Ya les ha llegado la primera advertencia. Ésta es la última. La casa de ustedes está plagada de pecados. La esposa y madre es una puta. El marido y padre es un cornudo complaciente. Si ustedes no expurgan el mal, el mal será expurgado. Hablo en nombre de un Dios celoso e iracundo. Él y yo los estamos mirando.

¿UN AMIGO DE LA FAMILIA?

—Qué belleza —dije—. ¿Qué dijo Wycherly sobre eso de ser cornudo?

—No le pregunté. No me animó a que le hiciera preguntas personales. Sólo quería que ubicara al autor de las cartas y que lo detuviera. Así dijo. Pero cuando empecé a meterme en el asunto, él me detuvo a mí.

—¿En qué empezaste a meterte?

—No me acuerdo.

—Mentira, nunca te olvidas de nada. Dijiste algo sobre un asunto interno.

—¿Eso dije? —Se sentó en el borde del escritorio y me apuntó sádicamente con la punta del zapato—. No quiero meterte en líos.

—Cuenta —dije.

—Bueno, tú lo has querido. Vuelve a mirar las cartas, la de Wycherly y las otras. Primero examina el contenido. Después compara las características físicas.

Comparé los tres documentos. La carta de Wycherly a Mackey, estaba prolijamente dactilografiada, con espacios y párrafos tales como se enseñan en la escuela comercial. Las cartas firmadas por «¿Un amigo de la familia?» estaban descuidadamente hechas por dedos de aficionados. Pero las tres parecían salidas de la misma máquina de escribir.

—Idénticas características de la máquina —dije—. El mismo tipo, el mismo grado de desgaste, las mismas idiosincrasias. La «e» queda fuera de línea, por ejemplo. Me gustaría conocer la opinión de un experto en máquinas de escribir.

—Ya lo averigüé, Lew. La carta que me envió Wycherly y los anónimos fueron escritos en la misma máquina… una Royal de antes de la guerra.

—¿De quién?

—Eso estaba tratando de averiguar cuando el tarado me paró. Evidentemente se trata de una máquina a la que tiene acceso. Le pedí permiso para examinar todas sus máquinas de escribir, en su casa y en la oficina. No me dejó.
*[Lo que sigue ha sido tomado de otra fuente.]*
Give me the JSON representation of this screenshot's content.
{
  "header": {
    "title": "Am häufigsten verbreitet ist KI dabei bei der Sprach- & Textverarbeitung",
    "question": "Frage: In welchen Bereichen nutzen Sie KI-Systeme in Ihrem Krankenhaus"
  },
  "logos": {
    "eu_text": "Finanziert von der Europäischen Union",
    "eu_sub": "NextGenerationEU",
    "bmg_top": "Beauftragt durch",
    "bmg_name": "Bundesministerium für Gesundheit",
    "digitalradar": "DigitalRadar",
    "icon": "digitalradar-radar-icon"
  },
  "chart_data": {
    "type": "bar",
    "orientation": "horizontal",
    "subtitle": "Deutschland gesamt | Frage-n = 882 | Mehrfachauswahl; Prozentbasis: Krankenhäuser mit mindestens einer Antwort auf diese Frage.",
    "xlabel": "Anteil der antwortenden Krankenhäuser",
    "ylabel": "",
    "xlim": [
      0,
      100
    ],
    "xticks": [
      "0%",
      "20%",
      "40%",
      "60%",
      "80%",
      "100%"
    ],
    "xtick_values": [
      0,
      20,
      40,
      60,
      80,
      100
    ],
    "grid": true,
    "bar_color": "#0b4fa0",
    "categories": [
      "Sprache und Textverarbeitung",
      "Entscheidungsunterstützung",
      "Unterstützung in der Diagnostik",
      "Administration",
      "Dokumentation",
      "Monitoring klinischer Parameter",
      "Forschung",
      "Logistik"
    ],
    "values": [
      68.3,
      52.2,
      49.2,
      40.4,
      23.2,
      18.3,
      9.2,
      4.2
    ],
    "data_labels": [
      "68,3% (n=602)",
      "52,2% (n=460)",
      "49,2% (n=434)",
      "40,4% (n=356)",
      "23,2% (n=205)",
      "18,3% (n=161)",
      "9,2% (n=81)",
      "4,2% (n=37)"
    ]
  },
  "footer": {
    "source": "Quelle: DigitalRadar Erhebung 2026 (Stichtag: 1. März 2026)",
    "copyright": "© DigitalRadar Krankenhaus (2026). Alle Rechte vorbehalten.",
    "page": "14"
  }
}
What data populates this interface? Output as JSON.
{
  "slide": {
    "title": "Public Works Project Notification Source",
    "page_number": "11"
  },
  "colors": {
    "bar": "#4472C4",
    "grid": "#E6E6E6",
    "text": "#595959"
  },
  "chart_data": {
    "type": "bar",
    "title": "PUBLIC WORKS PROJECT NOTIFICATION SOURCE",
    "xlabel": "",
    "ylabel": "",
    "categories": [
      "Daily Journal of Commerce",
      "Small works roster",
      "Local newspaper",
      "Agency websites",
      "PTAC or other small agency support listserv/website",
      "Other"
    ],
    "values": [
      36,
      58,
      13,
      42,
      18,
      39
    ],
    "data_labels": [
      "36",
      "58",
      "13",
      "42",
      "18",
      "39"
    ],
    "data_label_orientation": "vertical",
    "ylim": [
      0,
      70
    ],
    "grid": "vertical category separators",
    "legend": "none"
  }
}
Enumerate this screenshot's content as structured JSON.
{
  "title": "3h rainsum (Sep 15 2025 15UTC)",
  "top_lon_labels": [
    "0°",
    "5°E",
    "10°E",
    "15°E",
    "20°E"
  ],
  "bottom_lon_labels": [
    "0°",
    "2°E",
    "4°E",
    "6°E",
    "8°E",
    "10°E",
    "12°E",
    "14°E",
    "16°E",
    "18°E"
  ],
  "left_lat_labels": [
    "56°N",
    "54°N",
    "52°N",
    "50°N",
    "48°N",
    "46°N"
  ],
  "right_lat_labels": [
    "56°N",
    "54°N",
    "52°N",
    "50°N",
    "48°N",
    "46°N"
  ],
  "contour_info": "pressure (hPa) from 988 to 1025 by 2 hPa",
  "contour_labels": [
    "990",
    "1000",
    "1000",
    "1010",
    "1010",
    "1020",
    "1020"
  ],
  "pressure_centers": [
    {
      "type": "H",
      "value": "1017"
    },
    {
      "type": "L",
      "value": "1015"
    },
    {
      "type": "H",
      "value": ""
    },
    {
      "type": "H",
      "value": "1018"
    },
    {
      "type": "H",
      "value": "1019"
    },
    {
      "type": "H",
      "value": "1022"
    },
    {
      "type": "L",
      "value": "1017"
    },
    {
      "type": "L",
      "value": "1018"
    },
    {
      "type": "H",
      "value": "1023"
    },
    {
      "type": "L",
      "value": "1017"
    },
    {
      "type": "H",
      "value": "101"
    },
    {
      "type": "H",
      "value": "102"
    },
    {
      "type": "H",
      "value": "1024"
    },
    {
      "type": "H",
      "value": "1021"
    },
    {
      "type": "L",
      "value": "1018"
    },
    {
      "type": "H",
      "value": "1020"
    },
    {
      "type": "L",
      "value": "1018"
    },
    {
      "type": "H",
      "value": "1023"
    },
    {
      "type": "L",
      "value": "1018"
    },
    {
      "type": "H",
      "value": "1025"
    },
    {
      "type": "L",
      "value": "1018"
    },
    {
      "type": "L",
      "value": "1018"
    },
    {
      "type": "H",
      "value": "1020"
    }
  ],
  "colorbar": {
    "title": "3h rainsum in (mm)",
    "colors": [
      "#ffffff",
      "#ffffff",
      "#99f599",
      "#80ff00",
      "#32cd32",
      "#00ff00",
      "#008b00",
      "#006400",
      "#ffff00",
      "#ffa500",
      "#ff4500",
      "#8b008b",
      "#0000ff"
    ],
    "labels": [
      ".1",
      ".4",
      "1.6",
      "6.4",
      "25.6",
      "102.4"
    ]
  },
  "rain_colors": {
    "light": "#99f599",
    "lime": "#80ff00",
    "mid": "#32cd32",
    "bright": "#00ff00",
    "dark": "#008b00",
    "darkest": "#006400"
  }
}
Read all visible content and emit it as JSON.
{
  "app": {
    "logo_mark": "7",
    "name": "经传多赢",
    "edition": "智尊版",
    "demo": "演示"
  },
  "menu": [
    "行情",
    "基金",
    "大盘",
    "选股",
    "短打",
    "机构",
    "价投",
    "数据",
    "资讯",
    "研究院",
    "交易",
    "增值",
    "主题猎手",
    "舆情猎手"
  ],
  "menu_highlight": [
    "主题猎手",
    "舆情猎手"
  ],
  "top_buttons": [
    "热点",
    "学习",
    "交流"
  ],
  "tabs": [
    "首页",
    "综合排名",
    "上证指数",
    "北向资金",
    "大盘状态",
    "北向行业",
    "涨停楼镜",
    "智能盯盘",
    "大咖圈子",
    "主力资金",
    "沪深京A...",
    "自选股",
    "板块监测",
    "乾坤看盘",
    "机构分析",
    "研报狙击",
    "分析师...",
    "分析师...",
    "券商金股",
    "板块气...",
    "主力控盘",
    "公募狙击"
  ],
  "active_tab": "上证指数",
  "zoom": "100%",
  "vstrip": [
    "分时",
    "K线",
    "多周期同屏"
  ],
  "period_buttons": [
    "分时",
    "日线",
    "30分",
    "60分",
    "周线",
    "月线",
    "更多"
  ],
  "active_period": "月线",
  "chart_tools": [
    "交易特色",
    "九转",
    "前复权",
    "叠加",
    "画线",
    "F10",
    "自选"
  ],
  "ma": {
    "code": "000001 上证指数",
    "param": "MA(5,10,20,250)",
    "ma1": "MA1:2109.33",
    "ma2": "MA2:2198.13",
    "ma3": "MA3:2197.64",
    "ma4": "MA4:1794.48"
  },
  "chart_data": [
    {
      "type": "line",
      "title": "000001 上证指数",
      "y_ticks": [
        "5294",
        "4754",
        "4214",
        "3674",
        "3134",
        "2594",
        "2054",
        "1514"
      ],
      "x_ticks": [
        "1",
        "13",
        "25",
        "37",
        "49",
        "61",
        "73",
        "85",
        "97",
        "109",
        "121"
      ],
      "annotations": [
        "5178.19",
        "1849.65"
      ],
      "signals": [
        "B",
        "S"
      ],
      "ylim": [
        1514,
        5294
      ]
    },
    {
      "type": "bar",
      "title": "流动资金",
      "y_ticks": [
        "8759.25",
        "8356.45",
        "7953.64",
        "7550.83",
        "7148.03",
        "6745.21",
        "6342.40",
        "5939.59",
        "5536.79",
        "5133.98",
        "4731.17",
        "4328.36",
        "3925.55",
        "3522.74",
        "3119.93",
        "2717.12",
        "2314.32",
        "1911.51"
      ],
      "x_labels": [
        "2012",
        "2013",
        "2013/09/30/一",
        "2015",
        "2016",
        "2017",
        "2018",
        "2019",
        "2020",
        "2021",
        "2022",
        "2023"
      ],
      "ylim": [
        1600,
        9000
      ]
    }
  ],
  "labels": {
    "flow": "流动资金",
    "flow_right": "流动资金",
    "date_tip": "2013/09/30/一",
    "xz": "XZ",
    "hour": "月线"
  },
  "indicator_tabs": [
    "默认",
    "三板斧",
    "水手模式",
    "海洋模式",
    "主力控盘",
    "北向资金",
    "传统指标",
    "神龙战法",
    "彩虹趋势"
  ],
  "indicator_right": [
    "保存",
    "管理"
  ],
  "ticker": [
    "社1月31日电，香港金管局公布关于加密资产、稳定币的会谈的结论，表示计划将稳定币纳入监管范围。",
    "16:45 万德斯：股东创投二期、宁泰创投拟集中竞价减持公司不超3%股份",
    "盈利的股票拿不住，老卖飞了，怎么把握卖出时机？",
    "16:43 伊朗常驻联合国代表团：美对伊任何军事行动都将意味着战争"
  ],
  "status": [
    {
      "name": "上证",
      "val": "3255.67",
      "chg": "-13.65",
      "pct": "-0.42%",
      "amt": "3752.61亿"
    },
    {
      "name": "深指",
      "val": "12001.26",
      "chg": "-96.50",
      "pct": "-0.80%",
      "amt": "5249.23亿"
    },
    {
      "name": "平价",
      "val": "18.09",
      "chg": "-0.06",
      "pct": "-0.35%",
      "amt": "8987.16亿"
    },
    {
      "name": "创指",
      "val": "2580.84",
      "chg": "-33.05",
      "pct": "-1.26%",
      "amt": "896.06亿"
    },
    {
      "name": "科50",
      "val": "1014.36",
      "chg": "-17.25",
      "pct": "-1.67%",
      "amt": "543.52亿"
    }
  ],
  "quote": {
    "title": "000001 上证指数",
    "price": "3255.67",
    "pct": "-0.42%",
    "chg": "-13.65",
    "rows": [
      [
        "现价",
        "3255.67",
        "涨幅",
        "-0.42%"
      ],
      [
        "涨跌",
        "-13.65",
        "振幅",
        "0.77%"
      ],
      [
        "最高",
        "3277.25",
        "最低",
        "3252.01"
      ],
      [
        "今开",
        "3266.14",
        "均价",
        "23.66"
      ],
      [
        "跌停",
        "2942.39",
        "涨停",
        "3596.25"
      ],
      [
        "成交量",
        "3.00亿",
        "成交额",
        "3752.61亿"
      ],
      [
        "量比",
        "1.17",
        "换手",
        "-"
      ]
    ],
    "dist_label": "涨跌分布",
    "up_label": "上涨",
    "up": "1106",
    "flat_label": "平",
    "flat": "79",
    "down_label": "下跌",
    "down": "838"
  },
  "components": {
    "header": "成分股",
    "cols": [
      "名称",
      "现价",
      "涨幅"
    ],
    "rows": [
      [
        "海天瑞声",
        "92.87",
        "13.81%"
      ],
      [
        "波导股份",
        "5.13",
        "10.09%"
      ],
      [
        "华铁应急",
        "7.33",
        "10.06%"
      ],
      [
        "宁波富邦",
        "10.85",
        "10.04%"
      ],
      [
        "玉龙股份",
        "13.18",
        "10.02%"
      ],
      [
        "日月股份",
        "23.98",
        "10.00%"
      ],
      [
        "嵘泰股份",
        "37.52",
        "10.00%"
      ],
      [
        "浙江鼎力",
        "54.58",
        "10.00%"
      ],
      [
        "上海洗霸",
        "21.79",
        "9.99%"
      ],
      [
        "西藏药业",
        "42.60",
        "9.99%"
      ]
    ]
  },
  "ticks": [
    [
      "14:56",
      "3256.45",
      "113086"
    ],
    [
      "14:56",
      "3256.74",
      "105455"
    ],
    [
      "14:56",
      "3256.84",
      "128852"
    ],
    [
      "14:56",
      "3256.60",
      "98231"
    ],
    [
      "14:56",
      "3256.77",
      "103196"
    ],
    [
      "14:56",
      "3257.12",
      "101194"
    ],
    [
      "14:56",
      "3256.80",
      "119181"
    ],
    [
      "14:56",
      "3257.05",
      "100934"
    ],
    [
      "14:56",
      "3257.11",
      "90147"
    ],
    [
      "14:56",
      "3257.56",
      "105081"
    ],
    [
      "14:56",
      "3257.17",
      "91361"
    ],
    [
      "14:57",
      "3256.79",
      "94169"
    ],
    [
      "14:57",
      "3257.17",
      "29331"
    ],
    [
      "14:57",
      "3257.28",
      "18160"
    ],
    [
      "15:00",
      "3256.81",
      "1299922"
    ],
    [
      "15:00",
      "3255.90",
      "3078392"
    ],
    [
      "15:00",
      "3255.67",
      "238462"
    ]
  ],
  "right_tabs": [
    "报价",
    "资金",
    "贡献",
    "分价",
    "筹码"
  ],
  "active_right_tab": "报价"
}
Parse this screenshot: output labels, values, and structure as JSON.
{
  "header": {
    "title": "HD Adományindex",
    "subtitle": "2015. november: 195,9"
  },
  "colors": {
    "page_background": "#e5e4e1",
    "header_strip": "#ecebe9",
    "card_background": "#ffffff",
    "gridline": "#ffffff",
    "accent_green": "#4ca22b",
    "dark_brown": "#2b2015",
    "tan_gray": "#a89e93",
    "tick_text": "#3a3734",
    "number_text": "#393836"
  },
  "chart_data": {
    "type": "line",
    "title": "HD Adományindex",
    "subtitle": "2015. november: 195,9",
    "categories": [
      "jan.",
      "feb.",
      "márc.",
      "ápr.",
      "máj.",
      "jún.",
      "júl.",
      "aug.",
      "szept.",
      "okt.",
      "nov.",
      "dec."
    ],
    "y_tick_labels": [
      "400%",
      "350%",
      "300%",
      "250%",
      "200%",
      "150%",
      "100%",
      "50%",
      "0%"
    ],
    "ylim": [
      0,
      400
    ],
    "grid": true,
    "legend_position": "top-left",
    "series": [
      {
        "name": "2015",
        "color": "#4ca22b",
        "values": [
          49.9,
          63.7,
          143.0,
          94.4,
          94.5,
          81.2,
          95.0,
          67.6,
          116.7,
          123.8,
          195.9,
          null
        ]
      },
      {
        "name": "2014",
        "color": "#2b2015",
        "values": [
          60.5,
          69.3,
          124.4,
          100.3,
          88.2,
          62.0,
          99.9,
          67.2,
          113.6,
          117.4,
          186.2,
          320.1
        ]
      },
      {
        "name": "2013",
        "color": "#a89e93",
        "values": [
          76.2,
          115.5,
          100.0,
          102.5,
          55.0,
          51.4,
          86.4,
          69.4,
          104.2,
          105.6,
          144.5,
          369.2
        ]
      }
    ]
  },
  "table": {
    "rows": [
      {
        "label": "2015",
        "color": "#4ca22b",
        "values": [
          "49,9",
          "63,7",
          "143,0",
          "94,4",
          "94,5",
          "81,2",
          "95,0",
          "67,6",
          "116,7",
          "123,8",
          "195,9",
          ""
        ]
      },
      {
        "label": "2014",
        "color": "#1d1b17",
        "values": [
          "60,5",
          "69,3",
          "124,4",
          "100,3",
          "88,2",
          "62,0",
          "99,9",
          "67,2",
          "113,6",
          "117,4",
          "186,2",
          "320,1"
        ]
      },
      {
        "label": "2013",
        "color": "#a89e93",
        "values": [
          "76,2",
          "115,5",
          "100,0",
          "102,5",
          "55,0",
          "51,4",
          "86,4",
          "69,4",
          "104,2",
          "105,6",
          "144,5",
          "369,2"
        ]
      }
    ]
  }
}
Sus razones tendría.

—¿Crees que él mismo escribió las cartas?

—No excluiría esa posibilidad. La carta que me envió pudo haber sido escrita por su secretaria —es un trabajo profesional— y las cartas a la familia Wycherly por él mismo. Fíjate que están dirigidas a la «Familia Wycherly», y no a alguno de sus miembros en particular. Puede que haya querido crear malestar en su propia familia, obligar a su esposa a una confesión. He visto hacer cosas aún más locas, por razones aún más locas.

—¿Tomas en serio las acusaciones?

—No sé. Catherine Wycherly está bastante en forma para una mujer de su edad. Y quienquiera que haya intentado crear el desbarajuste, lo logró. Ella se divorció de él.

Volví a mirar las cartas.

—Tú no te las tomas en serio como amenazas. Yo sí. Me preocupa esa mezcla de paranoia con virtud. La he visto en maníacos homicidas.

—Yo también. Y también en predicadores del Evangelio —agregó Willie sardónicamente.

—En cualquier caso, no coincide con lo que sé de Wycherly.

—De acuerdo. Pero puede haber tratado de hacer creer que estaba chiflado. Creo que cualquiera que las haya escrito fingía. Son muy exageradas.

—Wycherly no es tan listo.

—Tal vez no. No te precipites, Lew.

Me levanté para retirarme.

—¿Puedo llevarme la carta y las copias?

—Cómo no. Yo no las necesito. Te regalo a Wycherly y a toda su banda.

Caminé cuesta arriba volviendo a Union Square, espantando palomas y tomándome un descansito, si es que puede llamárselo así.